Motorsports of all kinds are remarkable to me, most prominently the rally tours of the 80’s.
The fans and journalists were crazy, the engineers were crazy, the drivers were crazy too.
Something about watching those old hot-hatches flick around a hairpin while people jump in front of the car just sparks something deep inside my heart… it’s the Ultimate Extreme.
Bonus to alpine ski/snowboard. Those POVS are ridiculous.
I don’t give a fuck about more conventional sports. I find them to be primitive and have no idea how people get so swept up by them.
I used to really enjoy watching Tom Brady play for the Patriots. All other football was a boring grind to me after that, and I have lost all interest in sports since. But when Brady ran a play, it was art, and it seemingly almost always worked. I know he’s generally speaking a pretty terrible person, but man that guy was the GOAT quarterback IMHO. I imagine I will catch a lot of derision for my opinion. I don’t think he’s a well-liked individual.

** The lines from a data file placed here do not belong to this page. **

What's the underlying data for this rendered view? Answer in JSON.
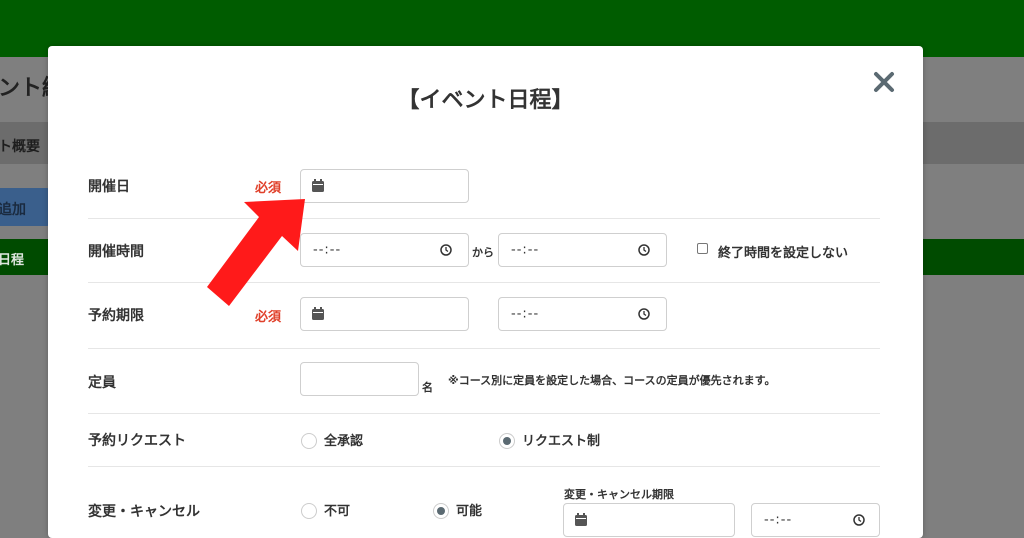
{
  "background": {
    "title": "ント編",
    "tab": "ト概要",
    "add_button": "追加",
    "section": "日程"
  },
  "modal": {
    "title": "【イベント日程】",
    "required": "必須",
    "fields": {
      "date": {
        "label": "開催日"
      },
      "time": {
        "label": "開催時間",
        "start": "--:--",
        "separator": "から",
        "end": "--:--",
        "no_end_label": "終了時間を設定しない"
      },
      "deadline": {
        "label": "予約期限",
        "time": "--:--"
      },
      "capacity": {
        "label": "定員",
        "unit": "名",
        "note": "※コース別に定員を設定した場合、コースの定員が優先されます。"
      },
      "request": {
        "label": "予約リクエスト",
        "option1": "全承認",
        "option2": "リクエスト制",
        "selected": "リクエスト制"
      },
      "change": {
        "label": "変更・キャンセル",
        "option1": "不可",
        "option2": "可能",
        "selected": "可能",
        "deadline_label": "変更・キャンセル期限",
        "deadline_time": "--:--"
      }
    }
  },
  "colors": {
    "header": "#005c00",
    "required": "#e0402a",
    "arrow": "#ff1a1a"
  },
  "icons": {
    "close": "close-icon",
    "calendar": "calendar-icon",
    "clock": "clock-icon",
    "arrow": "pointer-arrow-icon"
  }
}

Closest I get to “admiring” something about sports is with films or documentaries about them. I like knowing the people who do this stuff way more than the actual thing itself (I often tune out when these things get back to the actual sport and tune back in when it gets back to how this is affecting their personal lives).
To be honest, no.
I can’t even watch the sports I’ve played myself. Watching sport has never given me that feeling you’re describing
What have you played?
Roller derby and running. Football, cricket and tennis when I was a kid
Mad props on the roller derby. I found that anything that comes between my feet and the ground is a no go for me.

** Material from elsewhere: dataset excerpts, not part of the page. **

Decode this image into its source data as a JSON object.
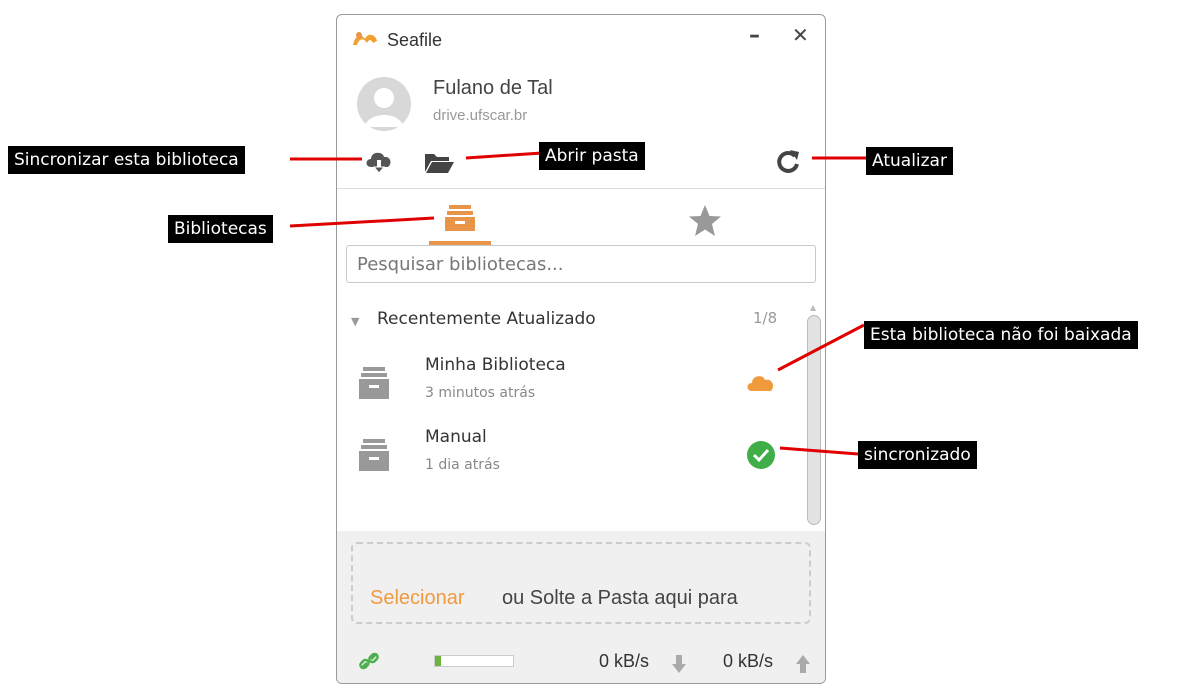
{
  "window": {
    "title": "Seafile",
    "minimize_label": "–",
    "close_label": "✕"
  },
  "account": {
    "name": "Fulano de Tal",
    "server": "drive.ufscar.br"
  },
  "toolbar": {
    "sync_icon": "cloud-download-icon",
    "open_icon": "folder-open-icon",
    "refresh_icon": "refresh-icon"
  },
  "tabs": [
    {
      "icon": "libraries-icon",
      "active": true
    },
    {
      "icon": "star-icon",
      "active": false
    }
  ],
  "search": {
    "placeholder": "Pesquisar bibliotecas..."
  },
  "group": {
    "title": "Recentemente Atualizado",
    "count": "1/8"
  },
  "libraries": [
    {
      "name": "Minha Biblioteca",
      "time": "3 minutos atrás",
      "status": "cloud-not-downloaded"
    },
    {
      "name": "Manual",
      "time": "1 dia atrás",
      "status": "synced"
    }
  ],
  "drop": {
    "select_label": "Selecionar",
    "text": "ou Solte a Pasta aqui para"
  },
  "status_bar": {
    "download_rate": "0 kB/s",
    "upload_rate": "0 kB/s",
    "progress": 0.08
  },
  "annotations": {
    "sync": "Sincronizar esta biblioteca",
    "open": "Abrir pasta",
    "refresh": "Atualizar",
    "libraries": "Bibliotecas",
    "not_downloaded": "Esta biblioteca não foi baixada",
    "synced": "sincronizado"
  },
  "colors": {
    "accent": "#e8954a",
    "synced": "#3fae49",
    "annotation_line": "#e00000"
  }
}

Never was a runner but back in my 20s I got into tennis for awhile.
Sports are kind of interesting playgrounds for statistics. I respect that about them. Moneyball is a movie (and book) about how an economist used statistics to change the way baseball teams recruit players. I didn’t expect to like it as much as I did. Although it could have gone into more detail about the nerdy stuff.
Sports analytics have changed every sport. I distinctly remember that season, the average sports fan didn’t know back then what was going on behind the scenes but that streak was fun as hell to watch even if you weren’t and A’s fan. My buddy was a die hard As fan and he was distraught at the trades before the season started.
I loved baseball as a kid, I wasn’t good, but I loved playing and I loved watching. when I hit my late teens is when I finally found my strength in hitting. But I stopped watching when the strikes in the 90s happened and I didn’t follow again for 20 years.
Dont let others ruin something you love. that’s a hardlife lesson, because I’ve gotten back into it and realized how much I truly did love the game itself and hate that I didn’t keep watching or trying at it. Just the feel of the glove, the grass, the smell of the dirt.
And what’s truly great about baseball even though it’s been played since the late 1800’s by hundreds of thousands of people over 100 games per team a year. It seems like every year there is still something that’s never been done before in its history.
I kind of find the slow mo videos of how much a seemingly solid ball deforms when the bat or racket hits it to be interesting, but that’s about the only interest I’ve ever had in them.
Jousting is also kind of neat, but that’s not what most people think of for sports.